Rate Limit Architecture

Understanding how rate limits are implemented can help you optimize your usage:

User-Based Limiting

  • Rate limits are applied per user account
  • If a user has multiple API keys, they all share the same rate limit pool
  • Limits reset on a fixed window basis

Operation Classification

  • Safe operations (GET requests) have higher limits since they don’t modify data
  • Unsafe operations (POST/PATCH/DELETE) have lower limits due to computational cost
  • Global limits prevent any single user from overwhelming the system

Fixed Windows

  • Rate limits use fixed time windows with discrete reset points
  • Windows are calculated per minute (60 seconds) and per hour (3600 seconds)
  • Limits reset completely at the start of each new window period

Common Rate Limiting Scenarios

Scenario 1: Bulk Dub Creation

When creating many dubs:
  • Each dub creation counts against the 500/minute unsafe limit
  • Each dub requires 3 operations: create, preprocess, generate
  • Maximum ~165 dubs per minute (500 ÷ 3 operations)

Scenario 2: Status Polling

When polling multiple dubs:
  • Each status check counts against the 10,000/minute safe limit
  • Poll maximum once every 3 seconds per dub
  • Theoretical maximum: ~500 concurrent dubs being polled

Scenario 3: Voice Discovery

When browsing voices:
  • Voice listing counts against the 10,000/minute safe limit
  • Use pagination and filtering to reduce total requests
  • Cache results locally when possible

Error Recovery

When implementing error recovery, consider the rate limit context:
function isRateLimitError(error) {
  return error.response?.status === 429 && 
         error.response?.data?.code === 'rate_limit_exceeded';
}

async function handleRateLimitError(error, retryFn) {
  if (!isRateLimitError(error)) {
    throw error;
  }
  
  const retryAfter = error.response.headers['retry-after'];
  const delay = retryAfter ? parseInt(retryAfter) * 1000 : 60000; // Default 1 minute
  
  console.log(`Rate limited.
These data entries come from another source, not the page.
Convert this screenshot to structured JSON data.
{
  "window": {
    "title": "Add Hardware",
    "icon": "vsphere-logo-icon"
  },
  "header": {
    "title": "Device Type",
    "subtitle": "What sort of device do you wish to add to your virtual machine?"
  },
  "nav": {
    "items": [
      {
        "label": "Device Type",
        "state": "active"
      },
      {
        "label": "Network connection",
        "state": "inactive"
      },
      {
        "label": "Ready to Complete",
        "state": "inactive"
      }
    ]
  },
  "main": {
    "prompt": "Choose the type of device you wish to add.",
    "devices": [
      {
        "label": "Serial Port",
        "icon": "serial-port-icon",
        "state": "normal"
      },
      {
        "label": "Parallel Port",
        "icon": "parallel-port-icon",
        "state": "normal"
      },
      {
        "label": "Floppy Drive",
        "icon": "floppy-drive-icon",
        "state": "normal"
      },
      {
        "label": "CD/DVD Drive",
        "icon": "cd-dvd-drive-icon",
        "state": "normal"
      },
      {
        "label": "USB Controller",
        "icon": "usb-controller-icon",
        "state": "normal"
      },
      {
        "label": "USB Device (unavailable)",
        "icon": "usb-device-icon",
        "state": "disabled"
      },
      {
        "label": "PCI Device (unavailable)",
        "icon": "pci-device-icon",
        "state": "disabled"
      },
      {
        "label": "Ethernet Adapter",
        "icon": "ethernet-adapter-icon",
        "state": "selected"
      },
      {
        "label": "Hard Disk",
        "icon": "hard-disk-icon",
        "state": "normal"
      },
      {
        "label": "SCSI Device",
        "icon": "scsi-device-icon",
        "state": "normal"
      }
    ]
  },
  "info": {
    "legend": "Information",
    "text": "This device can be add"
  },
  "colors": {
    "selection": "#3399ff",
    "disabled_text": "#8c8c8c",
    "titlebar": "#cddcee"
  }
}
Retrying after ${delay}ms`);
  await new Promise(resolve => setTimeout(resolve, delay));
  
  return retryFn();
}

Rate Limit Testing

When testing your integration:

Development Testing

  • Use smaller request volumes to test rate limit handling
  • Simulate rate limit responses for robust error handling
  • Note that multiple API keys for the same user share rate limits

Load Testing

  • Gradually increase request rates to find optimal throughput
  • Monitor rate limit headers during testing
  • Test error recovery mechanisms under rate limiting

Support and Monitoring

Real-time Monitoring

Monitor your rate limit usage through:
  • API response headers on every request
  • Application logging and metrics

Getting Help

If you consistently hit rate limits for legitimate usage:
  • Contact support at [email protected]
  • Provide details about your use case and request patterns
Remember that if you have multiple API keys for the same user account, they all share the same rate limits. Creating additional API keys will not increase your rate limits.
Rate limits are designed to ensure fair usage and system stability. Most applications should work comfortably within these limits with proper implementation of polling delays and error handling.